Vous avez tous, un jour ou l’autre, lu ou entendu cette histoire que l’on peut résumer ainsi :
Un messager de Dieu, un ange nous dit l’évangéliste, qui précise qu’il s’agit de Gabriel : un personnage qui, dans le livre de Daniel, est l’annonciateur du temps du salut – … un ange donc annonce à une jeune fille, Marie, mariée à un certain Joseph, qu’elle va être enceinte et enfanter un fils, auquel elle donnera le nom de Jésus, ce qui veut dire « Dieu sauve ».
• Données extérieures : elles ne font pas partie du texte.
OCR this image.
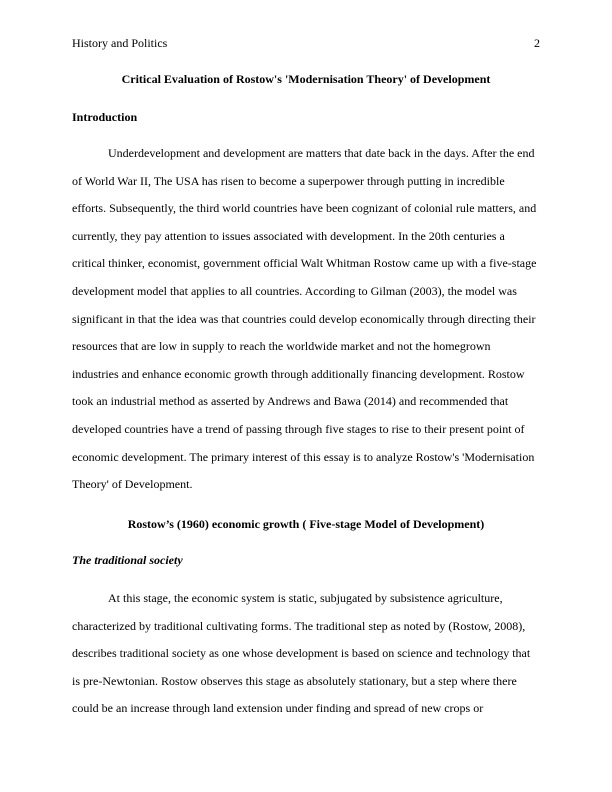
History and Politics	2
Critical Evaluation of Rostow's 'Modernisation Theory' of Development
Introduction
Underdevelopment and development are matters that date back in the days. After the end
of World War II, The USA has risen to become a superpower through putting in incredible
efforts. Subsequently, the third world countries have been cognizant of colonial rule matters, and
currently, they pay attention to issues associated with development. In the 20th centuries a
critical thinker, economist, government official Walt Whitman Rostow came up with a five-stage
development model that applies to all countries. According to Gilman (2003), the model was
significant in that the idea was that countries could develop economically through directing their
resources that are low in supply to reach the worldwide market and not the homegrown
industries and enhance economic growth through additionally financing development. Rostow
took an industrial method as asserted by Andrews and Bawa (2014) and recommended that
developed countries have a trend of passing through five stages to rise to their present point of
economic development. The primary interest of this essay is to analyze Rostow's 'Modernisation
Theory' of Development.
Rostow’s (1960) economic growth ( Five-stage Model of Development)
The traditional society
At this stage, the economic system is static, subjugated by subsistence agriculture,
characterized by traditional cultivating forms. The traditional step as noted by (Rostow, 2008),
describes traditional society as one whose development is based on science and technology that
is pre-Newtonian. Rostow observes this stage as absolutely stationary, but a step where there
could be an increase through land extension under finding and spread of new crops or
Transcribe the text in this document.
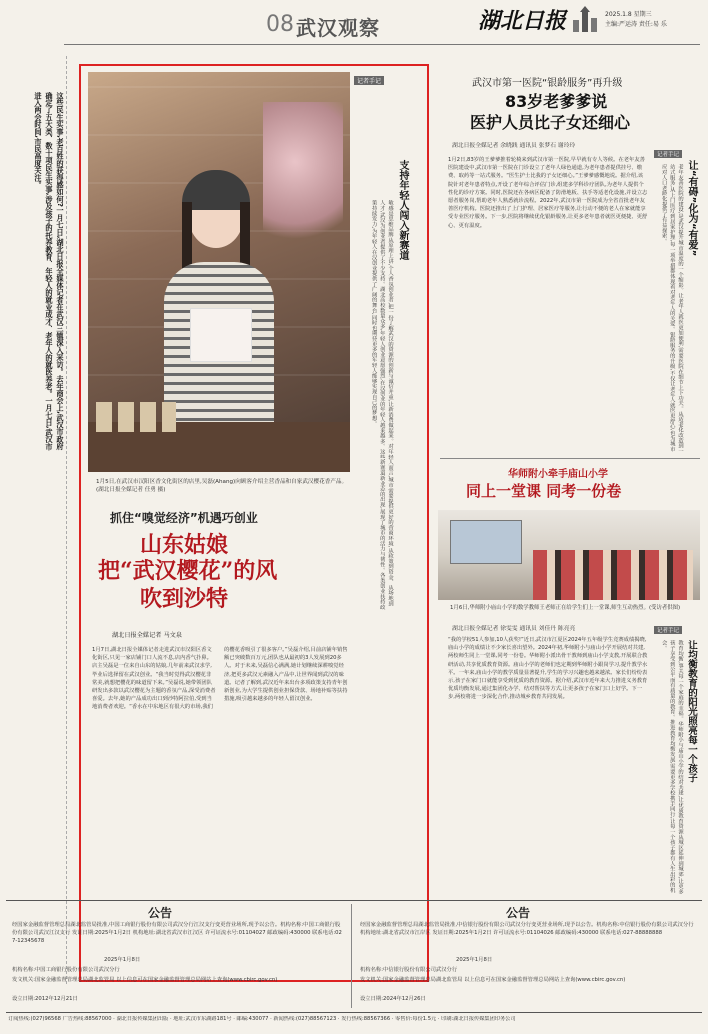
08 武汉观察	湖北日报	2025.1.8 星期三
主编:严运涛 责任:易 乐
这些民生实事,老百姓的获得感如何?一月七日,湖北日报全媒体记者在武汉三镇深入采访。去年商会上,武汉市政府确定了五大类、数十项民生实事,涉及孩子的托养教育、年轻人的就业成才、老年人的就医养老。一月七日,武汉市进入两会时间,市民高度关注。
1月5日,在武汉市汉阳区香文化街区的店里,吴磊(Ahang)向顾客介绍主营香品和自家武汉樱花香产品。(湖北日报全媒记者 任勇 摄)
记者手记
支持年轻人闯入新赛道
敏感是思维品牌从原理上讲,个人香氛创业者,把一份了解武汉的资源的创新与诚信并重,让新消费做起来。对年轻人而言,城市需要提供更好的营商环境,从政策到资金、从场地到人才,武汉为创业者提供了不少支持。湖北高校数量众多,年轻人创业意愿强烈,在汉创业的年轻人越来越多。这些新赛道新业态的出现,展现了城市的活力与韧性。各类创业扶持政策持续发力,为年轻人在汉创业提供了广阔的舞台,同时也期待更多的年轻人能够实现自己的梦想。
抓住“嗅觉经济”机遇巧创业
山东姑娘
把“武汉樱花”的风
吹到沙特
湖北日报全媒记者 马文泉
1月7日,湖北日报全媒体记者走进武汉市汉阳区香文化街区,只见一家店铺门口人流不息,店内香气扑鼻。店主吴磊是一位来自山东的姑娘,几年前来武汉求学,毕业后选择留在武汉创业。“我当时觉得武汉樱花非常美,就想把樱花的味道留下来。”吴磊说,她带领团队研发出多款以武汉樱花为主题的香氛产品,深受消费者喜爱。去年,她的产品成功出口到沙特阿拉伯,受到当地消费者欢迎。“香水在中东地区有很大的市场,我们的樱花香吸引了很多客户。”吴磊介绍,目前店铺年销售额已突破数百万元,团队也从最初的3人发展到20多人。对于未来,吴磊信心满满,她计划继续深耕嗅觉经济,把更多武汉元素融入产品中,让世界闻到武汉的味道。记者了解到,武汉近年来出台多项政策支持青年创新创业,为大学生提供创业担保贷款、场地补贴等扶持措施,吸引越来越多的年轻人留汉创业。
武汉市第一医院“银龄服务”再升级
83岁老爹爹说
医护人员比子女还细心
湖北日报全媒记者 余晓践 通讯员 张梦石 谢玲玲
1月2日,83岁的王爹爹推着轮椅来到武汉市第一医院,早早就有专人等候。在老年友善医院建设中,武汉市第一医院在门诊设立了老年人绿色通道,为老年患者提供挂号、缴费、取药等一站式服务。“医生护士比我的子女还细心。”王爹爹感慨地说。据介绍,该院针对老年患者特点,开设了老年综合评估门诊,组建多学科诊疗团队,为老年人提供个性化的诊疗方案。同时,医院还在各病区配备了防滑地板、扶手等适老化设施,并设立志愿者服务岗,帮助老年人熟悉就诊流程。2022年,武汉市第一医院成为全省首批老年友善医疗机构。医院还推出了上门护理、居家医疗等服务,让行动不便的老人在家就能享受专业医疗服务。下一步,医院将继续优化银龄服务,让更多老年患者就医更便捷、更舒心、更有温度。
记者手记
老年友善医院的建设,是武汉提升城市温度的一个缩影。让老年人就医更加便利,需要医院在细节上下功夫。从适老化改造到一站式服务,从上门医疗到居家护理,每一项举措都体现着对老年人的关爱。银龄服务的升级,不仅让老年人就医更舒心,也为城市应对人口老龄化提供了有益探索。	让“有碍”化为“有爱”
华师附小牵手庙山小学
同上一堂课 同考一份卷
1月6日,华师附小庙山小学的数学教师王老师正在给学生们上一堂课,师生互动热烈。(受访者供图)
湖北日报全媒记者 徐雯雯 通讯员 刘佳丹 陈亮亮
“我的学校51人参加,10人获奖!”近日,武汉市江夏区2024年五年级学生竞赛成绩揭晓,庙山小学的成绩让不少家长喜出望外。2024年初,华师附小与庙山小学开展结对共建,两校师生同上一堂课,同考一份卷。华师附小派出骨干教师到庙山小学支教,开展联合教研活动,共享优质教育资源。庙山小学的老师们也定期到华师附小跟岗学习,提升教学水平。一年来,庙山小学的教学质量显著提升,学生的学习兴趣也越来越浓。家长们纷纷表示,孩子在家门口就能享受到优质的教育资源。据介绍,武汉市近年来大力推进义务教育优质均衡发展,通过集团化办学、结对帮扶等方式,让更多孩子在家门口上好学。下一步,两校将进一步深化合作,推动城乡教育共同发展。
记者手记
教育均衡,事关每一个家庭的幸福。华师附小与庙山小学的结对共建,让优质教育资源从城区延伸到城郊,让更多孩子享受到公平而有质量的教育。推进教育均衡发展,需要更多学校携手同行,让每一个孩子都有人生出彩的机会。	让均衡教育的阳光照亮每一个孩子
公告
经国家金融监督管理总局湖北监管局批准,中国工商银行股份有限公司武汉分行江汉支行变更营业场所,现予以公告。机构名称:中国工商银行股份有限公司武汉江汉支行 发证日期:2025年1月2日 机构地址:湖北省武汉市江汉区 许可证流水号:01104027 邮政编码:430000 联系电话:027-12345678
2025年1月8日
机构名称:中国工商银行股份有限公司武汉分行
发文机关:国家金融监督管理总局湖北监管局 以上信息可在国家金融监督管理总局网站上查询(www.cbirc.gov.cn)
设立日期:2012年12月21日
公告
经国家金融监督管理总局湖北监管局批准,中信银行股份有限公司武汉分行变更营业场所,现予以公告。机构名称:中信银行股份有限公司武汉分行 机构地址:湖北省武汉市江岸区 发证日期:2025年1月2日 许可证流水号:01104026 邮政编码:430000 联系电话:027-88888888
2025年1月8日
机构名称:中信银行股份有限公司武汉分行
发文机关:国家金融监督管理总局湖北监管局 以上信息可在国家金融监督管理总局网站上查询(www.cbirc.gov.cn)
设立日期:2024年12月26日
订阅热线:(027)96568 广告热线:88567000 · 湖北日报传媒集团出版 · 地址:武汉市东湖路181号 · 邮编:430077 · 新闻热线:(027)88567123 · 发行热线:88567366 · 零售价:每份1.5元 · 印刷:湖北日报传媒集团印务公司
Bien sûr, nous connaissons tous ce récit que beaucoup interprètent comme l’annonce d’une naissance miraculeuse. Cette interprétation repose en grande partie sur un problème de traduction : parce que le mot grec « parthenos » (dans la version grecque du N.T. qui est la base que nous utilisons) désigne une jeune fille vierge, alors que le mot hébreu correspondant désigne simplement une jeune fille.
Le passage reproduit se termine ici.